Judging from what Simpson wrote in a Myspace blog titled “I went to the Oscars and nobody cared,” the experience of being a “normal” at the Academy Awards is pretty surreal.
This year, I was lucky enough to be invited to the Oscars. While every girl I knew squealed and asked what I was wearing I was riddled with anxiety. The day before the Oscars I had a fitting with Dior where I got to try on some beautiful dresses. I was between two dresses: the Carrie Bradshaw all-you-can-eat dress and the Angelina Jolie sexy leg kimono. I really wasn’t sure if I would ever get back to the Oscars so I let my inner Carrie Bradshaw take over and went with the dress with eight pounds of tulle. The fact that I was going to the show was no longer an idea but becoming a reality and like a 13-year-old girl at her birthday party, I had a complete meltdown.
First of all, there’s a ton of stuff that the cameras never show us at home. The road leading up to the red carpet is “filled with barricades with different entry points so no crazy person can plow their car through, killing everyone on the red carpet. Guarding each entry point through the barricades are men in head to toe camouflage with gigantic automatic weapons.”
Also, there’s what Simpson describes as “Jesus freaks” lining the street, just out of sight of the TV cameras. “I am not talking a few—I am talking every inch of the sidewalk is full of God-fearing picket signs and psalms. Right before you get to the red carpet, you get to Westboro Baptists with huge yellow signs of pictures of Philip Seymour Hoffman and Paul Walker saying ‘BURNING IN HELL.’”
The weirdest part is that as a non-famous person, Simpson was basically treated like a total nonentity by most people working at the Oscars. While her BFF was posing for red carpet photos, photographers yelled at Simpson, “YOU IN THE HUGE DRESS, GET OUT OF THE FUCKING SHOT.”
“It is no wonder actors are crazy,” she adds.
The carpet is filled with screaming fans and photographers who only care about you; everyone is salivating to talk to you and telling you how great you look. We finally make it to the end of the carpet and I decide to use the restroom before I sit. Jessica Biel holds the door open for me and compliments my dress—no human being should be allowed to have her face and body.
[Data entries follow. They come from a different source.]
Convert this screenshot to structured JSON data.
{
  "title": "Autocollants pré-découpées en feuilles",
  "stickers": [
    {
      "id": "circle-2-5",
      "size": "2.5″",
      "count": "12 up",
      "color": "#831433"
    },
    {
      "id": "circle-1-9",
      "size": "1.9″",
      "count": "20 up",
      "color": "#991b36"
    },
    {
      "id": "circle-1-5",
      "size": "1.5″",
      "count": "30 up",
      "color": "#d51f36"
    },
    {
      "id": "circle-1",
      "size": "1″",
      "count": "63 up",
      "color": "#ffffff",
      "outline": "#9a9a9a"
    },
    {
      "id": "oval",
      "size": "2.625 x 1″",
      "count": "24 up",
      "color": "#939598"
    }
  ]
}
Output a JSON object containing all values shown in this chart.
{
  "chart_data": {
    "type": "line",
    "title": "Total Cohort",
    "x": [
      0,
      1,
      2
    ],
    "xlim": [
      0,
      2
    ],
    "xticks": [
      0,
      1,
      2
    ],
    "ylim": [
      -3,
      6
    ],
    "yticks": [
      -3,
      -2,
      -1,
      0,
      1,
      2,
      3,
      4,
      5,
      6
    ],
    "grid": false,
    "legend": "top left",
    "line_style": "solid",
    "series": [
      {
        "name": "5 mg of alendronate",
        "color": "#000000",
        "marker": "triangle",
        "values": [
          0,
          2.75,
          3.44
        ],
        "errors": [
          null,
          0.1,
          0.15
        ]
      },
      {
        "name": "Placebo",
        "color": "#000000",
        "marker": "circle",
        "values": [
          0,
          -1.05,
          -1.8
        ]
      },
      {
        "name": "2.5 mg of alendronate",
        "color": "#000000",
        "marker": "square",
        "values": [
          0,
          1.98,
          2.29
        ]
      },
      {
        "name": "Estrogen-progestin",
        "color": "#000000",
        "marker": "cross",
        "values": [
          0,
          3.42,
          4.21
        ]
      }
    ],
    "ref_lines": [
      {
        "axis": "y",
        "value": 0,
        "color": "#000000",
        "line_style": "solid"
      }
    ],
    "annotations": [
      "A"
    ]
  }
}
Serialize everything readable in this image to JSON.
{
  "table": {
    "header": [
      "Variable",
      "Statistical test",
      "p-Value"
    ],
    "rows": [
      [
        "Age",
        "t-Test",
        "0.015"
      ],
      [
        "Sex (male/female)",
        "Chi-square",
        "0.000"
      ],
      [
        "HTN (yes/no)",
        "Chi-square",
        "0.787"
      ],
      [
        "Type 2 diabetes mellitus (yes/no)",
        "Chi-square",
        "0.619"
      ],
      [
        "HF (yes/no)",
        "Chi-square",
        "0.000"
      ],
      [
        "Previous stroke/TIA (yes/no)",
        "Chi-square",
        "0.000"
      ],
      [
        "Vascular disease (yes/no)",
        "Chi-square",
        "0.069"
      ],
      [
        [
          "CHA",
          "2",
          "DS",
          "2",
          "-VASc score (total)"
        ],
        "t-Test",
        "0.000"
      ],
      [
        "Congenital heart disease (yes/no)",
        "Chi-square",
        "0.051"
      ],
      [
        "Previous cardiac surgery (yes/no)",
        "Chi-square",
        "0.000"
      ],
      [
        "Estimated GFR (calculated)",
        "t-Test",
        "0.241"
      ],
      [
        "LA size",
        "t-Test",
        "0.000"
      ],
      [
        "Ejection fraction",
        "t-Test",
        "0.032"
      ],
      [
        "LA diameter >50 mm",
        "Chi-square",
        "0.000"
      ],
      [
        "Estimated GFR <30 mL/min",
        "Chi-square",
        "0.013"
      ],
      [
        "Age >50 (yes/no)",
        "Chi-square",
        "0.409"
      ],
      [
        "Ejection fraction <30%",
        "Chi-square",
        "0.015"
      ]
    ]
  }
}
I get inside and Margot Robbie from Wolf of Wall Street shows me her Kardashian-sized diamond ring in line for the toilet and says “I feel like a guy with a gun should be following me—I could be halfway to Mexico with this by now.” The lights begin to flicker and we are told we need to take our seats. I quickly pee and head to my seat.
The good news is that once you get to the afterparties, things start to chill out a bit. Despite the weird treatment at the actual ceremony, Laura Simpson seems to be living the dream. She gets to be Jennifer Lawrence’s best friend (just like we all dream of) and meet Brad Pitt, who apparently smells incredible.
It turns out that the actual celebrities are way nicer to “civilians” than the press are, when it comes to Oscar night. Except Harvey Weinstein, who introduced himself by saying, “You know who I am.”